Die Rede des Danziger Stadtpräsidenten Pawel Adamowicz vor der Jahreskonferenz der Neuen Hanse Interregio (NHI) im WTC Bremen

02.11.2001

„Erweiterung der EU als Herausforderung für die nördlichen Regionen –
Polnische Perspektive der Ostsee – Zukünftiges Binnenmeer der Union“

Der Danziger Stadtpräsident Pawel Adamowicz spricht heute (Freitag, 2.11.2001) vor der Jahreskonferenz der Neuen Hanse Interregio (NHI) im World-Trade-Center (WTC) in Bremen. In seiner Rede zum Thema „Erweiterung der EU als Herausforderung für die nördlichen Regionen – Polnische Perspektive der Ostsee – Zukünftiges Binnenmeer der Union“ wird Stadtpräsident Adamiwicz unter anderem ausführen:


„Vor allem möchte ich herzlich dem Bürgermeister der Freien Hansestadt Bremen, Hennig Scherf, danken für die Einladung, am Jahrestreffen der Neuen Hanse Interregio teilnehmen zu dürfen. Zum ersten Mal habe ich die Ehre, und auch das Vergnügen, dabei zu sein bei den Beratungen des so wichtigen und meinungsbildenden Gremiums mit überregionaler Bedeutung.


Man spricht viel den Herausforderungen und auch von den Hoffnungen, die die Ostseeregionen und auch die Länder Mittel- und Osteuropas mit der Ostsee verbinden und dieses Meer als zukünftiges inneres Meer der Europäischen Union sehen. Ich möchte hierzu mich auf die Erfahrungen berufen, die Danzig in diesem Bereich bereits zu verzeichnen hat.

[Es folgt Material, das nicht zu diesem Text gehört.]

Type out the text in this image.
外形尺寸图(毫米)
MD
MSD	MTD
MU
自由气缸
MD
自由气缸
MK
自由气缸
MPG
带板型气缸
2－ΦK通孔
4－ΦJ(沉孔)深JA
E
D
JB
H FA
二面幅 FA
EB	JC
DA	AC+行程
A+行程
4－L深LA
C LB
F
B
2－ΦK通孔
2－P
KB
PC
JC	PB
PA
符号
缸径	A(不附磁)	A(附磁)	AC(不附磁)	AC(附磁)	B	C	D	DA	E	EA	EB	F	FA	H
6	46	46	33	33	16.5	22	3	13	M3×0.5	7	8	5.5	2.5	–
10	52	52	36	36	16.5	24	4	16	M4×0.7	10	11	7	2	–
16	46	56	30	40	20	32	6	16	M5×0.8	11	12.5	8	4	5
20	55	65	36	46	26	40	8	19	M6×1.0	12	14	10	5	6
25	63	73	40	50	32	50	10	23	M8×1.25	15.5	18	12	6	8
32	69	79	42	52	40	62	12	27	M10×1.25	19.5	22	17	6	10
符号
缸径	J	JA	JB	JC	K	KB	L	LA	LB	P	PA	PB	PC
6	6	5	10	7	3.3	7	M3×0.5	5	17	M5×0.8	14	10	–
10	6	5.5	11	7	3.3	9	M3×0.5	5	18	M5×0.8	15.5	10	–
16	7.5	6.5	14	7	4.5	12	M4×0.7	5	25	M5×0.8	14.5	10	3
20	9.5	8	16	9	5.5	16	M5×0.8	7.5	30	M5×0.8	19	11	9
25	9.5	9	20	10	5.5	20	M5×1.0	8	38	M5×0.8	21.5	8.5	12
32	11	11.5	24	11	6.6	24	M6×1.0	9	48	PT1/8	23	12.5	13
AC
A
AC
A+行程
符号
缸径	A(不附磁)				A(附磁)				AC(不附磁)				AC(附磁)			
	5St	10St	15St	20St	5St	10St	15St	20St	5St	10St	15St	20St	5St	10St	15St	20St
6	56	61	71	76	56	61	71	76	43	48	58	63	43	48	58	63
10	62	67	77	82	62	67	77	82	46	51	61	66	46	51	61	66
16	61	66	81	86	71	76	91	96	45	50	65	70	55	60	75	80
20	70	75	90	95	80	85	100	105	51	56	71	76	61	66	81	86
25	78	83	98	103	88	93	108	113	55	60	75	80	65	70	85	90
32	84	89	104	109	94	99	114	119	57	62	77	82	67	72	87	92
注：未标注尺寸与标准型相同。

Wir knüpfen gern an die stets in Danzig lebendigen hanseatischen Traditionen an. Seit ihrer Entstehung ist die Stadt an der Mottlau eine besondere Stadt. Sie entstand an der Kreuzung von wichtigen Wasser- und Landwegen, die den Osten mit dem Westen, den Norden mit dem Süden verbinden. Die Weichsel war seit Jahrhunderten die Verbindung zwischen dem Nahen Osten und Skandinavien. Und dank der Lage an der Mündung des Flusses in die Ostsee war Danzig Jahrhunderte lang der wichtigste Seehafen Polens und einer der wichtigsten in Europa. Danzig – tolerant und offen – schuf eine besondere Atmosphäre der westeuropäischen Zivilisation, die gestaltet wurde durch ganz verschiedene wirtschaftliche Faktoren, unterschiedliche Bräuche und kulturelle Richtungen unzähliger Nationen und Religionen. Hier, in dieser Stadt, trafen sich und lebten Deutsche, Holländer, Engländer, Skandinavier und Franzosen. Napoleon Bonaparte hat einst gesagt: „Danzig ist der Schlüssel zu allem“. Heute ist Danzig der Schlüssel zu einem neuen Bewusstsein und zu den Veränderungen in Europa. Die Wege der Geschichte kreuzten sich in dieser Stadt: der Zweite Weltkrieg nahm hier seinen Anfang, in Danzig entstand die Gewerkschaftsbewegung „Solidarność“, die den Impuls gab für den Niedergang des kommunistischen Systems und damit auch zum Fall der Berliner Mauer und zur Aufhebung der Trennung Europas in Ost und West.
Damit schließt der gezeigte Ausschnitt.